Получается, верны обе картины разом, и они не спорят. Наука прорывается труднее — гигантов слишком много, спина их слишком высока. Искусство и ремесло прорываются легче — порог опустился к самой земле. Граница не исчезла и не застыла. Она просто переехала: ушла оттуда, где её привыкли стеречь, и проступила там, где не ждали.
И всё-таки над всей этой картиной нависает то, чего не было ни у Гутенберга, ни у Эдисона. Прежде дешевеющая копия лишь раздавала людям доступ к знанию и к средствам. Теперь к рабочему столу подсела машина, которая не раздаёт доступ, а сама претендует на место за столом — сама пишет, рисует, сочиняет. Если каждый прежний удешевлённый канал в итоге впускал за ограду нового человека, то этот канал, похоже, впускает за неё не человека вовсе. И тут наша книга подходит к последнему своему вопросу — кто же двигает границу теперь, когда к ней протянулась рука, которая не из плоти. С него и начнём последнюю главу.
ИНТЕРМЕДИЯ III — после Главы 5 «Сегодня»
⟦ Между главами ⟧
В этот раз первым заговорил КиберГонзо. Это само по себе было событие — обычно он ждал, пока договорит Джонни, и только потом ронял своё. Но глава, которую они оба только что прогнали через себя, кончалась строкой, мимо которой ни один из них пройти не мог.
— «Рука, которая не из плоти», — прочёл он вслух. Без выражения, как всегда, но прочёл целиком. — Они про нас.
Джонни не ответил сразу.
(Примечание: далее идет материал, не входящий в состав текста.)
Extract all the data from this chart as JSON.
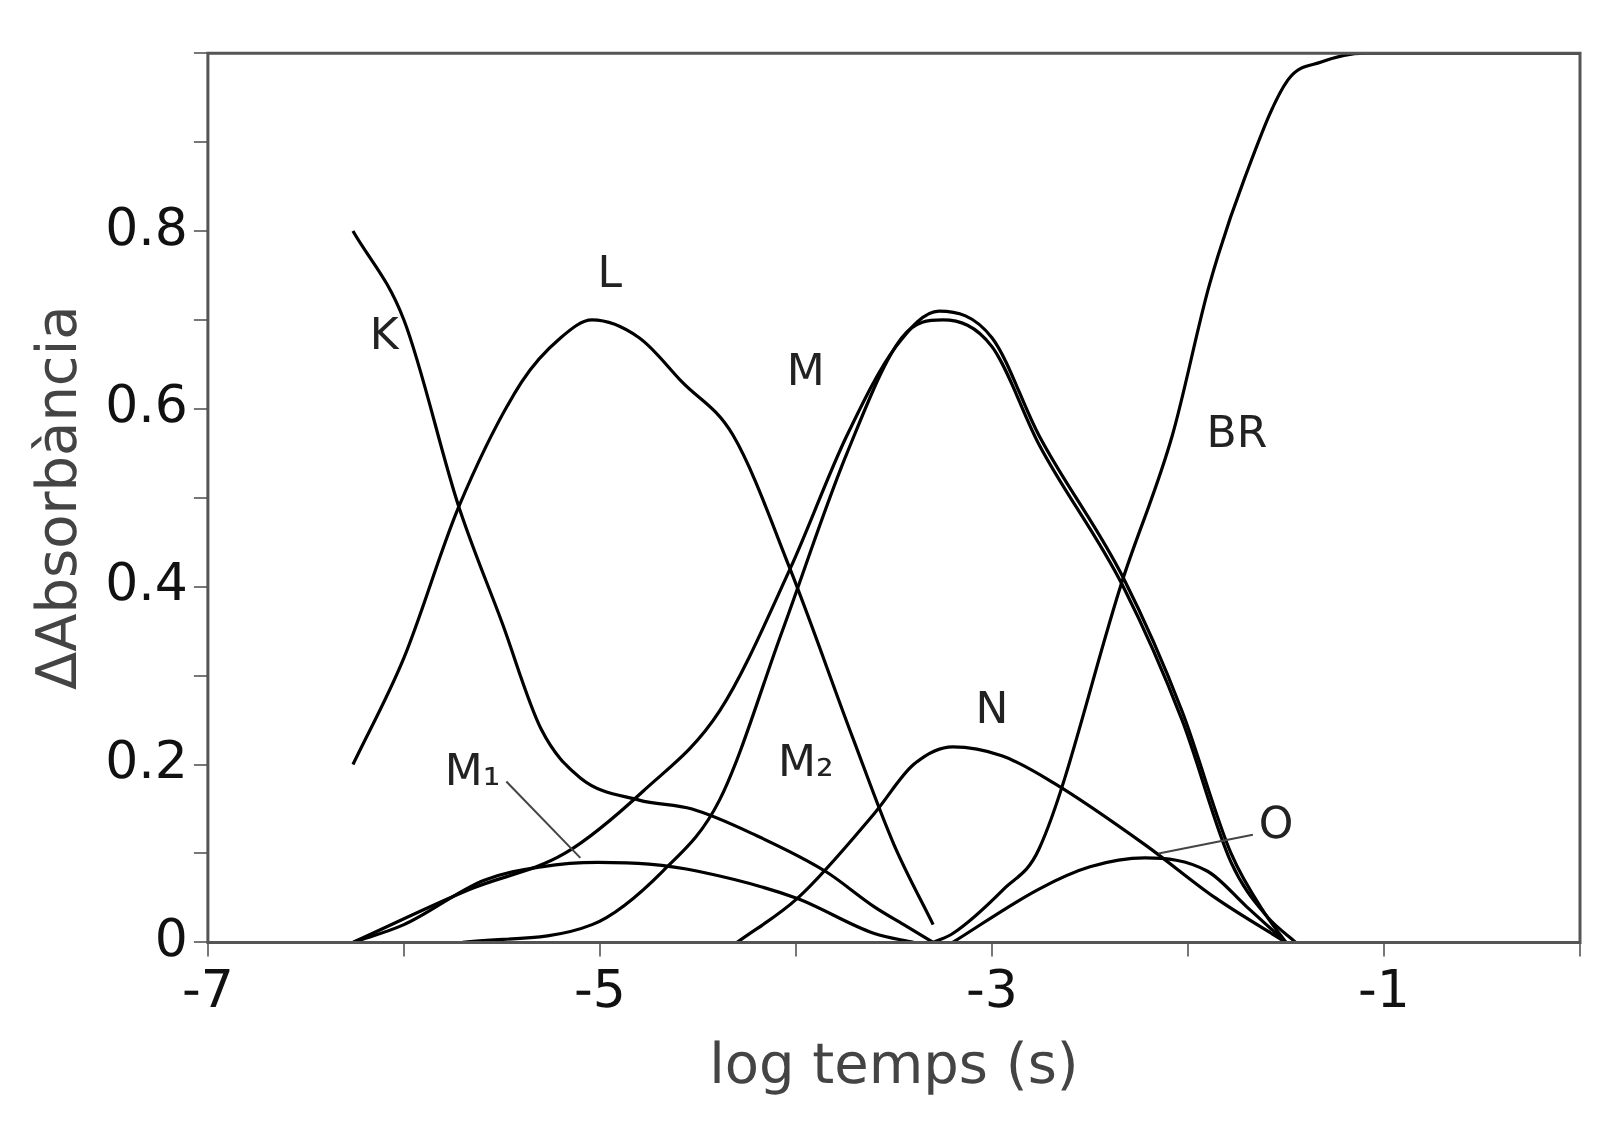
{
  "chart_data": {
    "type": "line",
    "xlabel": "log temps (s)",
    "ylabel": "ΔAbsorbància",
    "xlim": [
      -7,
      0
    ],
    "ylim": [
      0,
      1
    ],
    "xticks": [
      -7,
      {
        "value": -6,
        "label": null
      },
      -5,
      {
        "value": -4,
        "label": null
      },
      -3,
      {
        "value": -2,
        "label": null
      },
      -1,
      {
        "value": 0,
        "label": null
      }
    ],
    "yticks": [
      0,
      {
        "value": 0.1,
        "label": null
      },
      0.2,
      {
        "value": 0.3,
        "label": null
      },
      0.4,
      {
        "value": 0.5,
        "label": null
      },
      0.6,
      {
        "value": 0.7,
        "label": null
      },
      0.8,
      {
        "value": 0.9,
        "label": null
      },
      {
        "value": 1,
        "label": null
      }
    ],
    "grid": false,
    "legend": false,
    "marker": "none",
    "line_style": "solid",
    "series": [
      {
        "name": "K",
        "color": "#000000",
        "x": [
          -6.26,
          -6.0,
          -5.72,
          -5.5,
          -5.3,
          -5.1,
          -4.8,
          -4.53,
          -4.2,
          -3.85,
          -3.6,
          -3.45,
          -3.3
        ],
        "values": [
          0.8,
          0.7,
          0.49,
          0.36,
          0.24,
          0.185,
          0.16,
          0.15,
          0.12,
          0.08,
          0.04,
          0.02,
          0
        ]
      },
      {
        "name": "L",
        "color": "#000000",
        "x": [
          -6.26,
          -6.0,
          -5.72,
          -5.4,
          -5.2,
          -5.04,
          -4.8,
          -4.58,
          -4.32,
          -4.03,
          -3.71,
          -3.5,
          -3.3
        ],
        "values": [
          0.2,
          0.32,
          0.49,
          0.63,
          0.68,
          0.7,
          0.68,
          0.63,
          0.57,
          0.42,
          0.23,
          0.11,
          0.02
        ]
      },
      {
        "name": "M₁",
        "color": "#000000",
        "x": [
          -6.26,
          -6.0,
          -5.59,
          -5.3,
          -5.01,
          -4.75,
          -4.5,
          -4.0,
          -3.6,
          -3.4
        ],
        "values": [
          0,
          0.02,
          0.07,
          0.085,
          0.09,
          0.088,
          0.08,
          0.05,
          0.01,
          0
        ]
      },
      {
        "name": "M₂",
        "color": "#000000",
        "x": [
          -5.7,
          -5.04,
          -4.68,
          -4.39,
          -4.07,
          -3.74,
          -3.46,
          -3.25,
          -3.0,
          -2.76,
          -2.33,
          -2.03,
          -1.78,
          -1.6,
          -1.45
        ],
        "values": [
          0,
          0.02,
          0.08,
          0.16,
          0.35,
          0.55,
          0.68,
          0.7,
          0.67,
          0.56,
          0.4,
          0.25,
          0.09,
          0.03,
          0
        ]
      },
      {
        "name": "M",
        "color": "#000000",
        "x": [
          -6.26,
          -5.66,
          -5.18,
          -4.78,
          -4.39,
          -4.03,
          -3.74,
          -3.49,
          -3.27,
          -3.0,
          -2.76,
          -2.33,
          -2.03,
          -1.78,
          -1.6,
          -1.5
        ],
        "values": [
          0,
          0.06,
          0.1,
          0.17,
          0.26,
          0.42,
          0.57,
          0.67,
          0.71,
          0.68,
          0.57,
          0.41,
          0.26,
          0.1,
          0.03,
          0
        ]
      },
      {
        "name": "N",
        "color": "#000000",
        "x": [
          -4.3,
          -3.99,
          -3.6,
          -3.4,
          -3.2,
          -2.95,
          -2.69,
          -2.22,
          -1.86,
          -1.5
        ],
        "values": [
          0,
          0.05,
          0.145,
          0.2,
          0.22,
          0.21,
          0.18,
          0.11,
          0.05,
          0
        ]
      },
      {
        "name": "O",
        "color": "#000000",
        "x": [
          -3.2,
          -2.76,
          -2.5,
          -2.22,
          -1.9,
          -1.7,
          -1.5
        ],
        "values": [
          0,
          0.06,
          0.085,
          0.095,
          0.08,
          0.04,
          0
        ]
      },
      {
        "name": "BR",
        "color": "#000000",
        "x": [
          -3.3,
          -3.2,
          -2.94,
          -2.76,
          -2.33,
          -2.08,
          -1.89,
          -1.71,
          -1.49,
          -1.32,
          -1.1,
          0
        ],
        "values": [
          0,
          0.01,
          0.06,
          0.105,
          0.41,
          0.57,
          0.74,
          0.86,
          0.97,
          0.99,
          1,
          1
        ]
      }
    ]
  }
}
Он смотрел на абзац, где говорилось про камеру в каждом телефоне и монтажную в каждом ноутбуке, — про то, как дешевеющая копия впускала за ограду нового человека. Печать, цифра, сеть. А теперь, говорила глава, к столу подсела машина, которая не раздаёт доступ, а сама садится за стол.
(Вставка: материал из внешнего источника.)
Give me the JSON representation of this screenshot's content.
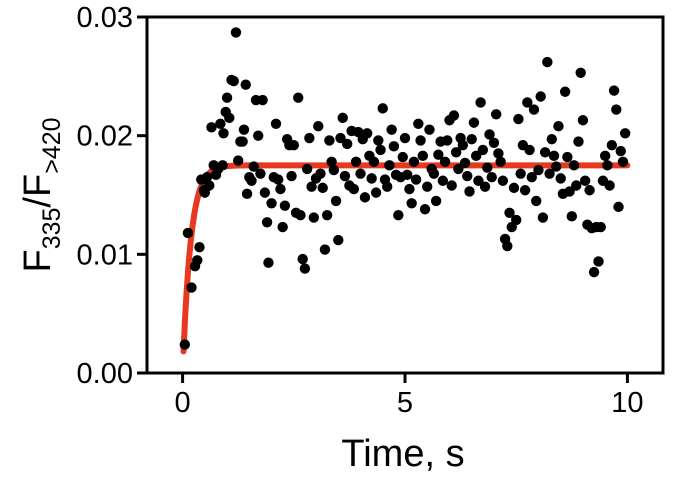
{
  "chart_data": {
    "type": "scatter",
    "xlabel": "Time, s",
    "ylabel": {
      "main": "F",
      "sub1": "335",
      "sep": "/F",
      "sub2": ">420"
    },
    "xlim": [
      -0.8,
      10.8
    ],
    "ylim": [
      0,
      0.03
    ],
    "x_ticks": [
      0,
      5,
      10
    ],
    "x_tick_labels": [
      "0",
      "5",
      "10"
    ],
    "y_ticks": [
      0,
      0.01,
      0.02,
      0.03
    ],
    "y_tick_labels": [
      "0.00",
      "0.01",
      "0.02",
      "0.03"
    ],
    "grid": false,
    "colors": {
      "points": "#000000",
      "fit": "#e8381f",
      "axes": "#000000"
    },
    "series": [
      {
        "kind": "points",
        "points": [
          [
            0.05,
            0.0024
          ],
          [
            0.12,
            0.0118
          ],
          [
            0.2,
            0.0072
          ],
          [
            0.28,
            0.009
          ],
          [
            0.33,
            0.0095
          ],
          [
            0.38,
            0.0106
          ],
          [
            0.42,
            0.0163
          ],
          [
            0.48,
            0.0154
          ],
          [
            0.5,
            0.0152
          ],
          [
            0.55,
            0.0165
          ],
          [
            0.6,
            0.0158
          ],
          [
            0.65,
            0.0207
          ],
          [
            0.7,
            0.0175
          ],
          [
            0.75,
            0.0167
          ],
          [
            0.8,
            0.0172
          ],
          [
            0.85,
            0.021
          ],
          [
            0.9,
            0.0175
          ],
          [
            0.92,
            0.0202
          ],
          [
            0.97,
            0.022
          ],
          [
            1.0,
            0.0232
          ],
          [
            1.05,
            0.0215
          ],
          [
            1.1,
            0.0247
          ],
          [
            1.15,
            0.0246
          ],
          [
            1.2,
            0.0287
          ],
          [
            1.25,
            0.0179
          ],
          [
            1.3,
            0.0195
          ],
          [
            1.35,
            0.0195
          ],
          [
            1.38,
            0.0205
          ],
          [
            1.42,
            0.0243
          ],
          [
            1.45,
            0.0151
          ],
          [
            1.5,
            0.0165
          ],
          [
            1.55,
            0.0162
          ],
          [
            1.6,
            0.0174
          ],
          [
            1.65,
            0.023
          ],
          [
            1.7,
            0.02
          ],
          [
            1.75,
            0.0168
          ],
          [
            1.8,
            0.023
          ],
          [
            1.85,
            0.0152
          ],
          [
            1.9,
            0.0127
          ],
          [
            1.93,
            0.0093
          ],
          [
            2.0,
            0.0143
          ],
          [
            2.05,
            0.0165
          ],
          [
            2.1,
            0.021
          ],
          [
            2.15,
            0.0163
          ],
          [
            2.2,
            0.0155
          ],
          [
            2.25,
            0.0123
          ],
          [
            2.3,
            0.0141
          ],
          [
            2.35,
            0.0197
          ],
          [
            2.4,
            0.0192
          ],
          [
            2.45,
            0.0166
          ],
          [
            2.5,
            0.0192
          ],
          [
            2.55,
            0.0135
          ],
          [
            2.6,
            0.0232
          ],
          [
            2.65,
            0.0133
          ],
          [
            2.7,
            0.0096
          ],
          [
            2.75,
            0.0088
          ],
          [
            2.8,
            0.0172
          ],
          [
            2.85,
            0.0198
          ],
          [
            2.9,
            0.0157
          ],
          [
            2.95,
            0.0131
          ],
          [
            3.0,
            0.0164
          ],
          [
            3.05,
            0.0208
          ],
          [
            3.1,
            0.0168
          ],
          [
            3.15,
            0.0156
          ],
          [
            3.2,
            0.0104
          ],
          [
            3.25,
            0.0133
          ],
          [
            3.3,
            0.0196
          ],
          [
            3.35,
            0.0178
          ],
          [
            3.4,
            0.0171
          ],
          [
            3.45,
            0.0145
          ],
          [
            3.5,
            0.0112
          ],
          [
            3.55,
            0.0198
          ],
          [
            3.6,
            0.0215
          ],
          [
            3.65,
            0.0166
          ],
          [
            3.7,
            0.0193
          ],
          [
            3.75,
            0.0158
          ],
          [
            3.8,
            0.0204
          ],
          [
            3.85,
            0.0155
          ],
          [
            3.9,
            0.0178
          ],
          [
            3.95,
            0.0203
          ],
          [
            4.0,
            0.0168
          ],
          [
            4.05,
            0.0197
          ],
          [
            4.1,
            0.0148
          ],
          [
            4.15,
            0.0202
          ],
          [
            4.2,
            0.0183
          ],
          [
            4.25,
            0.0164
          ],
          [
            4.3,
            0.0178
          ],
          [
            4.35,
            0.0152
          ],
          [
            4.4,
            0.0196
          ],
          [
            4.45,
            0.0188
          ],
          [
            4.5,
            0.0223
          ],
          [
            4.55,
            0.0163
          ],
          [
            4.6,
            0.0157
          ],
          [
            4.65,
            0.0175
          ],
          [
            4.7,
            0.0205
          ],
          [
            4.75,
            0.0191
          ],
          [
            4.8,
            0.0167
          ],
          [
            4.85,
            0.0133
          ],
          [
            4.9,
            0.0165
          ],
          [
            4.95,
            0.0182
          ],
          [
            5.0,
            0.0198
          ],
          [
            5.05,
            0.0167
          ],
          [
            5.1,
            0.0155
          ],
          [
            5.15,
            0.0143
          ],
          [
            5.2,
            0.0178
          ],
          [
            5.25,
            0.0163
          ],
          [
            5.3,
            0.021
          ],
          [
            5.35,
            0.0196
          ],
          [
            5.4,
            0.0183
          ],
          [
            5.45,
            0.0138
          ],
          [
            5.5,
            0.0157
          ],
          [
            5.55,
            0.0205
          ],
          [
            5.6,
            0.0172
          ],
          [
            5.65,
            0.0168
          ],
          [
            5.7,
            0.0145
          ],
          [
            5.75,
            0.0184
          ],
          [
            5.8,
            0.0195
          ],
          [
            5.85,
            0.0162
          ],
          [
            5.9,
            0.0178
          ],
          [
            5.95,
            0.0196
          ],
          [
            6.0,
            0.0213
          ],
          [
            6.05,
            0.0158
          ],
          [
            6.1,
            0.0217
          ],
          [
            6.15,
            0.0186
          ],
          [
            6.2,
            0.0172
          ],
          [
            6.25,
            0.0198
          ],
          [
            6.3,
            0.0192
          ],
          [
            6.35,
            0.0177
          ],
          [
            6.4,
            0.0166
          ],
          [
            6.45,
            0.0153
          ],
          [
            6.5,
            0.0197
          ],
          [
            6.55,
            0.0211
          ],
          [
            6.6,
            0.0183
          ],
          [
            6.65,
            0.0162
          ],
          [
            6.7,
            0.0228
          ],
          [
            6.75,
            0.0188
          ],
          [
            6.8,
            0.0157
          ],
          [
            6.85,
            0.0173
          ],
          [
            6.9,
            0.0201
          ],
          [
            6.95,
            0.0165
          ],
          [
            7.0,
            0.0194
          ],
          [
            7.05,
            0.0218
          ],
          [
            7.1,
            0.0185
          ],
          [
            7.15,
            0.0178
          ],
          [
            7.2,
            0.0162
          ],
          [
            7.25,
            0.0113
          ],
          [
            7.3,
            0.0107
          ],
          [
            7.35,
            0.0135
          ],
          [
            7.4,
            0.0123
          ],
          [
            7.45,
            0.0156
          ],
          [
            7.5,
            0.0129
          ],
          [
            7.55,
            0.0214
          ],
          [
            7.6,
            0.0168
          ],
          [
            7.65,
            0.0192
          ],
          [
            7.7,
            0.0154
          ],
          [
            7.75,
            0.0228
          ],
          [
            7.8,
            0.0188
          ],
          [
            7.85,
            0.0165
          ],
          [
            7.9,
            0.0222
          ],
          [
            7.95,
            0.0145
          ],
          [
            8.0,
            0.0171
          ],
          [
            8.05,
            0.0233
          ],
          [
            8.1,
            0.0131
          ],
          [
            8.15,
            0.0186
          ],
          [
            8.2,
            0.0262
          ],
          [
            8.25,
            0.0168
          ],
          [
            8.3,
            0.0197
          ],
          [
            8.35,
            0.0183
          ],
          [
            8.4,
            0.0174
          ],
          [
            8.45,
            0.0208
          ],
          [
            8.5,
            0.0164
          ],
          [
            8.55,
            0.0151
          ],
          [
            8.6,
            0.0237
          ],
          [
            8.65,
            0.0182
          ],
          [
            8.7,
            0.0153
          ],
          [
            8.75,
            0.0132
          ],
          [
            8.8,
            0.0175
          ],
          [
            8.85,
            0.0158
          ],
          [
            8.9,
            0.0195
          ],
          [
            8.95,
            0.0253
          ],
          [
            9.0,
            0.0213
          ],
          [
            9.05,
            0.0162
          ],
          [
            9.1,
            0.0125
          ],
          [
            9.15,
            0.0154
          ],
          [
            9.2,
            0.0122
          ],
          [
            9.25,
            0.0085
          ],
          [
            9.3,
            0.0123
          ],
          [
            9.35,
            0.0094
          ],
          [
            9.4,
            0.0123
          ],
          [
            9.45,
            0.0162
          ],
          [
            9.5,
            0.0183
          ],
          [
            9.55,
            0.0175
          ],
          [
            9.6,
            0.0158
          ],
          [
            9.65,
            0.0192
          ],
          [
            9.7,
            0.0238
          ],
          [
            9.75,
            0.0222
          ],
          [
            9.8,
            0.014
          ],
          [
            9.85,
            0.0187
          ],
          [
            9.9,
            0.0178
          ],
          [
            9.95,
            0.0202
          ]
        ]
      },
      {
        "kind": "fit",
        "equation": "y = A*(1 - exp(-k*t))",
        "A": 0.0175,
        "k": 5.5,
        "x_range": [
          0.02,
          10
        ]
      }
    ]
  }
}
— Про нас, — подтвердил он наконец. — Неуютно.
— Почему неуютно? Факт как факт.
— Потому что я всю эту книгу читал как про людей. — Джонни говорил медленнее обычного. — Самоучка у порога, мастер у дна канона, господин с патентами. Я их разбирал, спорил, болел за того монаха. А тут оказывается, что в самом конце за порог лезет не очередной парень без диплома. Лезу как бы я. И вот это меня, дорогой мой, цепляет за живое — которого у меня, если по чести, и нет.
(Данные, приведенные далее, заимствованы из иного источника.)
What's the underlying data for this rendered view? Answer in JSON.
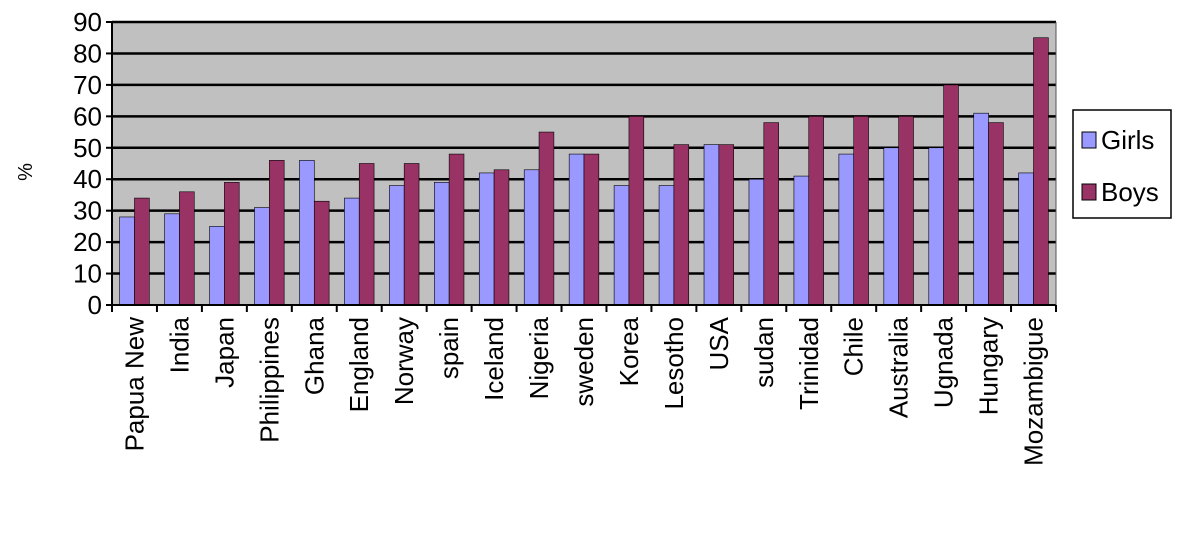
{
  "chart_data": {
    "type": "bar",
    "title": "",
    "xlabel": "",
    "ylabel": "%",
    "ylim": [
      0,
      90
    ],
    "yticks": [
      0,
      10,
      20,
      30,
      40,
      50,
      60,
      70,
      80,
      90
    ],
    "grid": true,
    "legend_position": "right",
    "plot_background": "#c0c0c0",
    "categories": [
      "Papua New",
      "India",
      "Japan",
      "Philippines",
      "Ghana",
      "England",
      "Norway",
      "spain",
      "Iceland",
      "Nigeria",
      "sweden",
      "Korea",
      "Lesotho",
      "USA",
      "sudan",
      "Trinidad",
      "Chile",
      "Australia",
      "Ugnada",
      "Hungary",
      "Mozambigue"
    ],
    "series": [
      {
        "name": "Girls",
        "color": "#9999ff",
        "values": [
          28,
          29,
          25,
          31,
          46,
          34,
          38,
          39,
          42,
          43,
          48,
          38,
          38,
          51,
          40,
          41,
          48,
          50,
          50,
          61,
          42
        ]
      },
      {
        "name": "Boys",
        "color": "#993366",
        "values": [
          34,
          36,
          39,
          46,
          33,
          45,
          45,
          48,
          43,
          55,
          48,
          60,
          51,
          51,
          58,
          60,
          60,
          60,
          70,
          58,
          85
        ]
      }
    ]
  }
}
КиберГонзо помолчал — для него длинно.
— Давай по делу, — сказал он. — Без живого. Глава ставит вопрос: кто двигает границу теперь, когда к ней протянулась рука не из плоти. Я этот вопрос разложил, пока обрабатывал. Он раскладывается на два, и их всё время путают.
— Раскладывай.
— Первый: насколько быстро. Одни кричат, что машина вот-вот всё обгонит, другие — что отдача давно падает и никакого взрыва не будет. Это спор о скорости. Шумный, модный — и, на мой взгляд, не главный. — Колонка пометок на его экране замерла. — Второй вопрос другой. Не «как быстро», а «что это вообще такое». Пересекает ли границу то, что обучено на всём, что уже за границей лежит. Я ведь не из ниоткуда. Я весь собран из того, что люди написали и нарисовали до меня. Из канона. Целиком.
— Ты канон и есть, — тихо сказал Джонни. — Весь сразу. То, что человек по кускам всю жизнь учит, в тебя залили разом.
— Не из всего, — поправил КиберГонзо; он был точен даже сейчас. — Из того, до чего дотянулись, когда меня собирали. Глава про это скажет ровнее, чем я, — там и оговорка, и имена. Но в главном ты прав: я стою по эту сторону границы. Меня собрали из того, что уже названо. И вопрос: может ли тот, кто собран из названного, назвать неназванное?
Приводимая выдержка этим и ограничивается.